Artie wouldn’t mind answering that, Rick thought. He’d probably like reminiscing about when he was the alpha dog and pondering how it shaped him. If Artie would just tell him that he hadn’t been deprived of any fundamental life step, that it wasn’t too late to fix his baked-in sense of unattractiveness, maybe he could let go of his teenage loneliness and avoid the next Molly that came along.
Artie didn’t respond. Maybe he didn’t get what Rick was talking about; after all, as a former teenage stud, he’d never had to think about this. Rick tried to make it simpler. “Like, was banging Melinda or Brianna different from sex now?” He sent that. Then, to flatter Artie even more, he added, “I would have given my left nut to fuck even one of those girls.” He sent a winking emoji, then a devil emoji.
He busied himself with email for a few minutes. Artie didn’t reply. He tried to work on a report. Still nothing. And now Artie’s Facebook page was gone. Rick refreshed the page, wondering if the internet connection had gone wonky. Then he realized with a stab of humiliation that Artie had blocked him.
PART TWO
7
THE DIAGNOSIS
As the perishables in his grocery bags doubtless began to spoil, Francis trawled the aisles of the CVS in search of a card for Carol’s seventy-fifth birthday. The joke cards witlessly poked fun at aging, and the “poetic” cards made him ill. He settled on a jaunty illustration of a dog and a cat embracing, thinking it droll that animals from warring species might fall in love.

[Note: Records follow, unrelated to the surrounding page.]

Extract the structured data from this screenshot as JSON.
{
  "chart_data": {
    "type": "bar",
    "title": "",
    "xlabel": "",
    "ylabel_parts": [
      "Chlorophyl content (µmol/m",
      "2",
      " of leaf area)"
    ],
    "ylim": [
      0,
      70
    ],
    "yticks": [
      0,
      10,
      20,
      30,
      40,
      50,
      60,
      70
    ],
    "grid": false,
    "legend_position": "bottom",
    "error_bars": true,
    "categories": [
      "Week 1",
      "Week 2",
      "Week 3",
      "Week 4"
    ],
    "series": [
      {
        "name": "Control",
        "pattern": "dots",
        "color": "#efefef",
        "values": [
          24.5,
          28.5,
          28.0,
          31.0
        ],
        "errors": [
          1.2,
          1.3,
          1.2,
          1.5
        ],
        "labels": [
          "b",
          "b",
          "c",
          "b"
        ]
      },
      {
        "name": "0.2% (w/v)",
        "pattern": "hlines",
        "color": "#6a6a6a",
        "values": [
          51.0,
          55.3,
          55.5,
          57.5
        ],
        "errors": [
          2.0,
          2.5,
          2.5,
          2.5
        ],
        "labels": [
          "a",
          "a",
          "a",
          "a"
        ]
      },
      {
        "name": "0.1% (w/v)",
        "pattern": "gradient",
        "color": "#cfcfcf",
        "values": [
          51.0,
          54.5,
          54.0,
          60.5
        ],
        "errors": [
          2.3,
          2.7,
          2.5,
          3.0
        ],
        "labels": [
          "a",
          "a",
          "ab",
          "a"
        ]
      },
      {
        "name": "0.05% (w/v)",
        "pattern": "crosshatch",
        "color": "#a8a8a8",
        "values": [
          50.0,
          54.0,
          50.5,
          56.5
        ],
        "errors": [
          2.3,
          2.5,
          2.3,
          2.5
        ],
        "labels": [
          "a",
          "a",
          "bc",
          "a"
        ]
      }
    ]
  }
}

He was going to surprise her with the most extravagant gift he’d ever given: three weeks in London and Paris. Carol visited friends in London every few years, but Francis had never come along. He hated living out of a suitcase, getting lost in unknown neighborhoods, and—worst of all—dining in restaurants of questionable sanitation. But for a milestone birthday, he couldn’t think of a more generous gift.
Sandwiched between two women shouting into their phones on a crosstown bus whose air-conditioning left much to be desired, he scribbled a birthday greeting. London + Paris + me + you = your happiest dream come true. Yours forever—Francis. He smiled at his little rhyme.
His mood plummeted, however, when he set his groceries down in the kitchen, famished from the day, and the only food on the Formica countertop was a scattering of graham-cracker crumbs from Carol’s nibbling. It was her night to prepare dinner. Even after fifty-two years of marriage, she still couldn’t understand, and refused to indulge, his desolation upon coming home to an empty kitchen. It shouldn’t have been a mystery: his father had died of food poisoning from a restaurant when Francis was seven, and his mother was forced to work twelve-hour days, leaving Francis to cook for his younger brother. The ordeal had instilled in him a love of the kitchen (reinforced by the terror of eating outside the home) but also left him wretched when nothing was simmering on the stove.